Mas a importação paralela tem outro lado igualmente importante: a exportação. É inegável que, para importar, é preciso que exista alguém que esteja disposto e possa efetivamente exportar e assim contribuir para a promoção da eficiência na distribuição de medicamentos, garantindo que determinado país consegue escoar os seus excedentes para outras nações. Esta prática não apenas evita a escassez de medicamentos em determinadas regiões, mas também ajuda a equilibrar o mercado, impedindo que os preços subam excessivamente devido à elevada procura em determinado país.

E não se pense que, por Portugal ser um mercado tradicionalmente exportador, não pode beneficiar também dos benefícios da importação paralela de medicamentos. É preciso combater a retórica muitas vezes veiculada de que a distribuição paralela mais não é do que o aproveitamento por parte dos países mais ricos da Europa dos preços mais baixos que são praticados nos países mais pobres – isso é pura e simplesmente falso! Na realidade, de acordo com dados da Affordable Medicines Europe, 52% das exportações paralelas têm origem dos países com o PIB mais elevado, com a Alemanha e a França à cabeça. Por si só, este facto é a demonstração de que a ideia feita de que o fluxo comercial da distribuição paralela se processa dos países com menor rendimento para os países mais ricos, não passa disso mesmo: uma ideia feita sem qualquer correspondência com a realidade.

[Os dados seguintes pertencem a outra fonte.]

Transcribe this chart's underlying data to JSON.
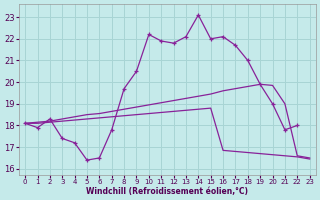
{
  "xlabel": "Windchill (Refroidissement éolien,°C)",
  "bg_color": "#c5eaea",
  "grid_color": "#a8d4d4",
  "line_color": "#882299",
  "xlim": [
    -0.5,
    23.5
  ],
  "ylim": [
    15.7,
    23.6
  ],
  "xticks": [
    0,
    1,
    2,
    3,
    4,
    5,
    6,
    7,
    8,
    9,
    10,
    11,
    12,
    13,
    14,
    15,
    16,
    17,
    18,
    19,
    20,
    21,
    22,
    23
  ],
  "yticks": [
    16,
    17,
    18,
    19,
    20,
    21,
    22,
    23
  ],
  "curve1_x": [
    0,
    1,
    2,
    3,
    4,
    5,
    6,
    7,
    8,
    9,
    10,
    11,
    12,
    13,
    14,
    15,
    16,
    17,
    18,
    19,
    20,
    21,
    22
  ],
  "curve1_y": [
    18.1,
    17.9,
    18.3,
    17.4,
    17.2,
    16.4,
    16.5,
    17.8,
    19.7,
    20.5,
    22.2,
    21.9,
    21.8,
    22.1,
    23.1,
    22.0,
    22.1,
    21.7,
    21.0,
    19.9,
    19.0,
    17.8,
    18.0
  ],
  "curve2_x": [
    0,
    1,
    2,
    3,
    4,
    5,
    6,
    7,
    8,
    9,
    10,
    11,
    12,
    13,
    14,
    15,
    16,
    17,
    18,
    19,
    20,
    21,
    22,
    23
  ],
  "curve2_y": [
    18.1,
    18.15,
    18.2,
    18.3,
    18.4,
    18.5,
    18.55,
    18.65,
    18.75,
    18.85,
    18.95,
    19.05,
    19.15,
    19.25,
    19.35,
    19.45,
    19.6,
    19.7,
    19.8,
    19.9,
    19.85,
    19.0,
    16.6,
    16.5
  ],
  "curve3_x": [
    0,
    1,
    2,
    3,
    4,
    5,
    6,
    7,
    8,
    9,
    10,
    11,
    12,
    13,
    14,
    15,
    16,
    17,
    18,
    19,
    20,
    21,
    22,
    23
  ],
  "curve3_y": [
    18.1,
    18.1,
    18.15,
    18.2,
    18.25,
    18.3,
    18.35,
    18.4,
    18.45,
    18.5,
    18.55,
    18.6,
    18.65,
    18.7,
    18.75,
    18.8,
    16.85,
    16.8,
    16.75,
    16.7,
    16.65,
    16.6,
    16.55,
    16.45
  ]
}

Em conclusão, a distribuição paralela de medicamentos traduz-se numa série de benefícios evidentes para todo o Mercado Único, incluindo naturalmente Portugal, razão pela qual não se compreende como é que continuam a existir tantas barreiras burocráticas e concorrenciais à importação e à exportação. A falta de resposta atempada das autoridades competentes no que diz respeito ao registo, atribuição de preço, mas em particular à comparticipação de alguns dos medicamentos importados paralelamente, alguns deles cronicamente em falta no país; ou, o nível altíssimo de proibições de exportação para outros países da UE, supostamente decretadas com o objetivo de resolver faltas que, no entanto, aparentam não parar de se agravar (indicador claro de que o motivo dessas faltas não é a exportação!) – são apenas alguns exemplos das barreiras que existem e que urge eliminar.

O Mercado Único da União Europeia é uma força poderosa e a melhor receita quando se trata de garantir o acesso a medicamentos de qualidade a preços acessíveis. É mais do que tempo de Portugal aproveitar plenamente as vantagens deste pilar fundamental da construção europeia.